If you’re looking for something new in religious-right propaganda other than Hegseth’s views on Islam, you won’t find them here. Following the doctrines of Christian nationalism, he grossly exaggerates the role that Christianity played in the founding of the United States. And his attacks on Democrats are frequently of the straw man variety: He looks for the most extreme statements he can find from the left and claims that they are typical of Democrats and liberal influencers. If there’s any good that the left has to offer, Hegseth doesn’t see it at all: “Only the categorical defeat of the left will secure the blessings of liberty to ourselves and our prosperity.”
And he’s not shy about proclaiming himself the expert in much the same way that his mentor Trump does: “I’m no theologian,” he admits, “but I’d argue that I know more about the Bible than your average Ivy League religious studies professor.”
A reading of this book raises at least two immediate questions about what kind of secretary of Defense Hegseth would be:
Is he so blinded by his animus toward Islam that he would encourage an unnecessary war?
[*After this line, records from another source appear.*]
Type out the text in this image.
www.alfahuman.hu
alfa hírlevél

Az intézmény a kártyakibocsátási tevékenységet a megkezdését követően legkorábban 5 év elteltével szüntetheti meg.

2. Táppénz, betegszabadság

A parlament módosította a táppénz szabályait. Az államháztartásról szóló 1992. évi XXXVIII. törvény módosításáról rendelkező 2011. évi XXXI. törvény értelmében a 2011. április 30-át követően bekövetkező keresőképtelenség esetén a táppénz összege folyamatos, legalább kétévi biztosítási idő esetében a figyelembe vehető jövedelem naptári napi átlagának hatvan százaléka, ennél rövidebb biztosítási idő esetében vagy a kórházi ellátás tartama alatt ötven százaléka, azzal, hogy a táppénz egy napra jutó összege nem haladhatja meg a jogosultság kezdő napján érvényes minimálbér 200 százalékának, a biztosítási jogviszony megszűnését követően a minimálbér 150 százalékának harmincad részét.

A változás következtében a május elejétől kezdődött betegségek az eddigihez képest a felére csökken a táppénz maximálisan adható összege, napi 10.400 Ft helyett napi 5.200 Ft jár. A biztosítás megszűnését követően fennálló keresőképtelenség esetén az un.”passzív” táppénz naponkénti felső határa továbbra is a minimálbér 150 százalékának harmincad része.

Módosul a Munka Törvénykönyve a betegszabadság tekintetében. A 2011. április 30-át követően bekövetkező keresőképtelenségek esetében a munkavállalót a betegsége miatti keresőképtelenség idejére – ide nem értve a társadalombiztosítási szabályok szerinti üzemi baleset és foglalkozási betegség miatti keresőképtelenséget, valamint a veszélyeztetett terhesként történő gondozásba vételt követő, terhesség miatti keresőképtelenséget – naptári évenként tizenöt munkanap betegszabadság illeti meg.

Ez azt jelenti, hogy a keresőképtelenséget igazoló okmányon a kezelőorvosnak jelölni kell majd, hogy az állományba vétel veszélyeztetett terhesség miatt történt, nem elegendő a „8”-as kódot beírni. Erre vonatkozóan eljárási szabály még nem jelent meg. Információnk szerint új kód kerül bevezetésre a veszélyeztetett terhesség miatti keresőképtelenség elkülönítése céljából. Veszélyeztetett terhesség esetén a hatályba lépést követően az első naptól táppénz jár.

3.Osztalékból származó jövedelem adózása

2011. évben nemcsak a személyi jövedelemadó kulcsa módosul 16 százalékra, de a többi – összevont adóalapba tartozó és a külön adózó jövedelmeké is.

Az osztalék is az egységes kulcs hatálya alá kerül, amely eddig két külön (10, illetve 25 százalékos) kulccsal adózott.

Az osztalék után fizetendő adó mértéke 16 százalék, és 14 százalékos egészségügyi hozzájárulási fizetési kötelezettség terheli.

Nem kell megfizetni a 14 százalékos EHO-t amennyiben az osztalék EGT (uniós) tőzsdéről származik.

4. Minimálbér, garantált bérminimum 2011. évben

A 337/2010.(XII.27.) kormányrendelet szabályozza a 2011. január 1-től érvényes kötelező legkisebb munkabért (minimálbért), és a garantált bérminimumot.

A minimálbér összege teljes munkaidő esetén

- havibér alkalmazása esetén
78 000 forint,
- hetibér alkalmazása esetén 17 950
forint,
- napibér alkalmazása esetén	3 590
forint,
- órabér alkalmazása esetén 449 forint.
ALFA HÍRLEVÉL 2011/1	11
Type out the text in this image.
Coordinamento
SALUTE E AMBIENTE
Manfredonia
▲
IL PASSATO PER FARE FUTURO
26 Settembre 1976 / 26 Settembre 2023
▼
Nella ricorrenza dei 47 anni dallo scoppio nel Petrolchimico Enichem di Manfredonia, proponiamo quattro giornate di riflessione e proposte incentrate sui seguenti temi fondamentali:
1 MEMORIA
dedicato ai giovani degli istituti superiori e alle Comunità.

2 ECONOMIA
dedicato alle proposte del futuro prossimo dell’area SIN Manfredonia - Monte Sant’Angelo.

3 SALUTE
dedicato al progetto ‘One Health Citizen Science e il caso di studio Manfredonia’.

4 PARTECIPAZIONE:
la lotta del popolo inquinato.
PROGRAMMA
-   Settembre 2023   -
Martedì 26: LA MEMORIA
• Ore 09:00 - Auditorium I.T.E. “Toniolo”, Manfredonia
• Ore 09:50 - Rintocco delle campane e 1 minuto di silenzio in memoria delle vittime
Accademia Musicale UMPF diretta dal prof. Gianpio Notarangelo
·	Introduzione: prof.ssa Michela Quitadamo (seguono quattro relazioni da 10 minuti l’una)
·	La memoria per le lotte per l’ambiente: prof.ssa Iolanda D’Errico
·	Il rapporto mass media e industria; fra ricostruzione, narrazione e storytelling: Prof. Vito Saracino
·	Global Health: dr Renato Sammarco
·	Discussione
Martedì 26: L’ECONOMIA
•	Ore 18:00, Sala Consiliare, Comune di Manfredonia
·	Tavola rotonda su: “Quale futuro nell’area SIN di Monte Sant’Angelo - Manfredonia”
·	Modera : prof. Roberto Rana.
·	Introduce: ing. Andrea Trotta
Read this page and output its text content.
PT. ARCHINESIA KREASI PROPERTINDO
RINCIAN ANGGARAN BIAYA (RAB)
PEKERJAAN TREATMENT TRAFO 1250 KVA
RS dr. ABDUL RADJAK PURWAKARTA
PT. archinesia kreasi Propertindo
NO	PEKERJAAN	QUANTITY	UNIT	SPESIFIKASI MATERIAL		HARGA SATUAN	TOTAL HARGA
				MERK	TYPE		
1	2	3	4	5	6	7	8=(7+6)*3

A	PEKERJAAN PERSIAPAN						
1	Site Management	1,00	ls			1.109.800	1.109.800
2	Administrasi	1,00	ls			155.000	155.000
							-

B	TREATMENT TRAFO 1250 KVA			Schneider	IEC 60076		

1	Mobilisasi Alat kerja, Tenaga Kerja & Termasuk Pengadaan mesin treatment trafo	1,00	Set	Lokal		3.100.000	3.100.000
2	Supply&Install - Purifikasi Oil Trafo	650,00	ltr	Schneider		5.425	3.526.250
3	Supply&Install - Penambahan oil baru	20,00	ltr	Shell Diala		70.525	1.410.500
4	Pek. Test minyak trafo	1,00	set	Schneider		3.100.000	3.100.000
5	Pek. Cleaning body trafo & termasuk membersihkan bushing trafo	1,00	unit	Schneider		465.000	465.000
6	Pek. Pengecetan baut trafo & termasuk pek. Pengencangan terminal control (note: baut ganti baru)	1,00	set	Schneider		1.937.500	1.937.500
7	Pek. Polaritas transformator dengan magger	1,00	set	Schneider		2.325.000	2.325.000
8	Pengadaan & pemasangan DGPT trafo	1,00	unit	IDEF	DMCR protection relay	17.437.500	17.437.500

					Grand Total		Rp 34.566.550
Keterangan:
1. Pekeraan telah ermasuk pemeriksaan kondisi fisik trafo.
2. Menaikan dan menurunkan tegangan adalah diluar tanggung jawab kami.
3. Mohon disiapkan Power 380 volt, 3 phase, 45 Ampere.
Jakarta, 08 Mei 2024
Is his level of hate toward those who disagree with him so overwhelming that he wouldn’t flinch at a presidential command to use the armed forces domestically against “zero percent Americans”?
This book was written to support the 2020 candidacy of Donald Trump as president. It also could be used to wage a fight against Pete Hegseth’s 2024-25 campaign to become the next Defense secretary.
Cheap personal attacks like these are scattered throughout the book.
Hegseth has a prominent tattoo on his right arm featuring this Latin phrase. They are also the final two words in this book, signaling the admiration he holds for the Crusades.
Hegseth acknowledges the use of divinely ordained violence in the Christian Old Testament but dismisses it because of the teachings of the New Testament.